“That I’m sorry.”
She moved quickly to the door, which he opened, and he followed her downstairs. In the vestibule they met Godfrey. Gloom overspread the young man’s candid face and dejection marked his behaviour, neither of which could be accounted for by the fact of the Medical Board having given him, as he announced, a further two months. Baltazar’s proposal to run over soon to Churton Towers for a talk, he welcomed with polite lack of enthusiasm. He took leave with the solemnity of a medical man departing from a house with a corpse in it.
“It doesn’t seem to be one of the House of Baltazar’s lucky days,” said Baltazar to himself, as he went up to his room.
CHAPTER XVI
IT was not till long afterwards that Baltazar learned the cause of his son’s discomfiture. Marcelle learned it at once. The boy exploded with pent-up indignation. Dorothy had turned him down, callously turned him down. Could Marcelle imagine such heartlessness? He had gone to her after his Board. Seeing that she had undertaken to keep him in the army, it was only civil to report progress. Besides, the house had been open to him since childhood. Well, there she was alone in the drawing-room. Looked bewitching. Jolly as possible. Everything right as rain. Then, he didn’t know how it happened—perhaps because she hadn’t discouraged him at the Carlton—anyhow there it was; he lost his head; told her he loved her, worshipped her and all the rest of it, and asked her to marry him. She broke into peals of laughter and recommended him not to be an idiot. She had the infernal impudence to laugh at him! If she had been a man he would have wrung her neck.
“And that isn’t all,” he cried. “What do you think she had the colossal nerve to tell me? That she was engaged to my brother Leopold. Leopold! ‘Why,’ I said, ‘only the other day you informed me you were fed up with Leopold.’ ‘Oh! that,’ she said airily, ‘was before the engagement.’ Apparently the brute’s just home on leave and has stolen a march on me. Easy enough with two feet,” he added bitterly.
Marcelle tried to console. After all, he was very young, not yet one-and-twenty. It would be years before he could marry. He flared up at the suggestion. That was what Dorothy, a month older than he, had the cool cheek to say. What did age matter? He was as old as Hell. He had all his life behind him. In the trenches alone he had spent twenty years. As for marrying, he was perfectly able to support a wife, not being, through God’s grace, one of those unhappy devils of new army officers who were wondering what the deuce they would do to earn their living when the war was over. . . . She had treated him damnably.
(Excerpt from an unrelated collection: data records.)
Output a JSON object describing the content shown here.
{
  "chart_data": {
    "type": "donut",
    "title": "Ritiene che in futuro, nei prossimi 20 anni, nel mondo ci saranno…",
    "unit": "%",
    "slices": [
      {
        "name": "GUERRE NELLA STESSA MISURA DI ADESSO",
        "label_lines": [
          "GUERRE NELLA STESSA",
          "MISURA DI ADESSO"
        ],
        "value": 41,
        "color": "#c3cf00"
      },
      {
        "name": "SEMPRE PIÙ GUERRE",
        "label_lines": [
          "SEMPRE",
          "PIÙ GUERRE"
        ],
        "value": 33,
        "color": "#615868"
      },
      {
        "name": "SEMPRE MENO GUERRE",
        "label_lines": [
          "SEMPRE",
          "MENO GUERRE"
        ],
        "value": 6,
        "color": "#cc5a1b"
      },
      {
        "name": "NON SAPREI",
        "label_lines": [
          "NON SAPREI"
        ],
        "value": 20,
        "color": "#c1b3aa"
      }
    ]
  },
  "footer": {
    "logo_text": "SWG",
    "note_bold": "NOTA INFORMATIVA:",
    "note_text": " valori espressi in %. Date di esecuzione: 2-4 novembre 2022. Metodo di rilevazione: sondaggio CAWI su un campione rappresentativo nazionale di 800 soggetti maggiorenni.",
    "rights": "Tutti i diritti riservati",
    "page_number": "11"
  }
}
A decent girl would have been kind and sorry and let him down easily. But she!
“She treated me as though I were a lout of a schoolboy, and she a woman of thirty. Only the woman of thirty would at least have had manners. Well, she’s going to marry Leopold. I wish her joy of him. She’ll have a hell of a time.”
Decidedly it had not been a lucky day for the House of Baltazar. Marcelle was oppressed by a sense of guilt for her share in the family disaster, and felt tragically unable to administer comfort. Yesterday she would have poured healing sympathy over the hurts of the evilly entreated youth, and her wrath would have flamed out upon the heartless minx who had spurned the love of a gallant gentleman. But to-day how could she? Had not some horrible freak of chance put her in the same dock as Dorothy, worthless criminals both?
“I suppose you were very angry with her,” she said timidly.